The “Slip Box” method for career planning

Modern science texts tell high school students that they must first formulate a hypothesis and then conduct experiments to determine whether or not that hypothesis is true.

But that’s the opposite of what Charles Darwin did. He didn’t start out with a developed idea for the theory of natural selection. When he set out aboard the S.S. Beagle and traveled to the Galapagos Islands, he had no hypothesis.

Instead, Darwin set out to observe and collect notes and ideas.

The accumulation of these observations, learnings, ideas, and notes led to the formulation of a hypothesis and the subsequent development of the theory. He worked from the ground up, not from a hypothesis backward, like the “slip box” note-taking approach explained by Sönke Ahrens in How to Take Smart Notes.*

Cal Newport’s advice in So Good They Can’t Ignore You seems similar in this regard. Common career advice is to find something you’re “passionate” about and find a way to make that passion fit a job or career. But he argues the opposite—passion comes after someone develops experience in a job, skill, or career path. It’s not the catalyst (at least not in most cases).

One could argue that the “Slip Box” approach taken by researchers and scientists—gathering lots of ideas first, then developing an argument—would similarly benefit career planning.

Don’t start with a predetermined passion or career path. Instead, begin with exploration, discovery, and experimentation.

The result will be a fully fleshed-out and rewarding career with passion as the byproduct.


*Ahrens’s book is one of my favorites and directly responsible for my ability to write as much as I do.

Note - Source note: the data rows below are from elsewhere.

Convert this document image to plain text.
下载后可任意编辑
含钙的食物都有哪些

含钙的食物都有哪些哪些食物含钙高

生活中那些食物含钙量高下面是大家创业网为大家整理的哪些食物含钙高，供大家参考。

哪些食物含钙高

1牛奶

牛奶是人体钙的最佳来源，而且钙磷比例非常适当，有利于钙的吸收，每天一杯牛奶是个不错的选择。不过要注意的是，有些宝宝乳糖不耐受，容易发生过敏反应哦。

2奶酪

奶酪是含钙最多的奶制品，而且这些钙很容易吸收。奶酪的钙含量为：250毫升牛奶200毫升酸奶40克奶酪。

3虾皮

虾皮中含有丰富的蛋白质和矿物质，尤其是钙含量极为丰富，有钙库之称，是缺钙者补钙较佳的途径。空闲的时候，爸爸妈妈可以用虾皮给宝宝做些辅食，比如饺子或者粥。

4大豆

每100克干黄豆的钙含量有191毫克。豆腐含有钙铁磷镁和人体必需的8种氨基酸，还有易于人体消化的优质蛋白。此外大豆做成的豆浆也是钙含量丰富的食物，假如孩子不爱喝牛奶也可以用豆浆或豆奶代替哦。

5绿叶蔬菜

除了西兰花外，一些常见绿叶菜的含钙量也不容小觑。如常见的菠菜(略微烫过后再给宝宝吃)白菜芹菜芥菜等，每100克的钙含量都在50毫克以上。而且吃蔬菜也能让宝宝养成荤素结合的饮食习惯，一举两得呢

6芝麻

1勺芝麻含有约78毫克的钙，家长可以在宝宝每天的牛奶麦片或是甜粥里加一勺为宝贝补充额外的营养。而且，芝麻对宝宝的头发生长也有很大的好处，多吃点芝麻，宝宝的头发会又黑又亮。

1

The premise is simple to understand: collect ideas and write notes to yourself about your thoughts when reading, studying, or observing without worrying about “what it’s for. Over time, you’ll have collected so many ideas and come up with so many original ideas that different arguments and hypotheses will form almost of their own accord.

A fun-filling (rather than fulfilling) career

Starting in the late 1970s, the idea of “passion” entered our discussions about work. 

The goal became to find work that aligned with pre-existing interests, rather than pursuing mastery of a difficult craft (which had been our way of doing things for hundreds of years).

Don’t get me wrong, you absolutely must be interested in what you do. That’s vital to persevere through the difficulties that arise in learning anything new and worthwhile.

But I’m coming to find that our obsession with trying to align work with things we already like is sapping us of our ability to enjoy (or at least be satisfied with) most any type of work available to us.

We’re asking our jobs what they can do for us, rather than focusing on what we can offer the world by engaging in those jobs.

Satisfaction and enjoyment in our work is a lot like motivation. We think we have to wait for motivation to hit before we act on something (like getting in a workout or finishing a difficult project). But that motivation only comes after we’ve taken the action.

Action precedes motivation, not the other way around. And happiness in our work often comes AFTER we do the difficult work itself.

It’s probably not what you want to hear… But that doesn’t make it untrue.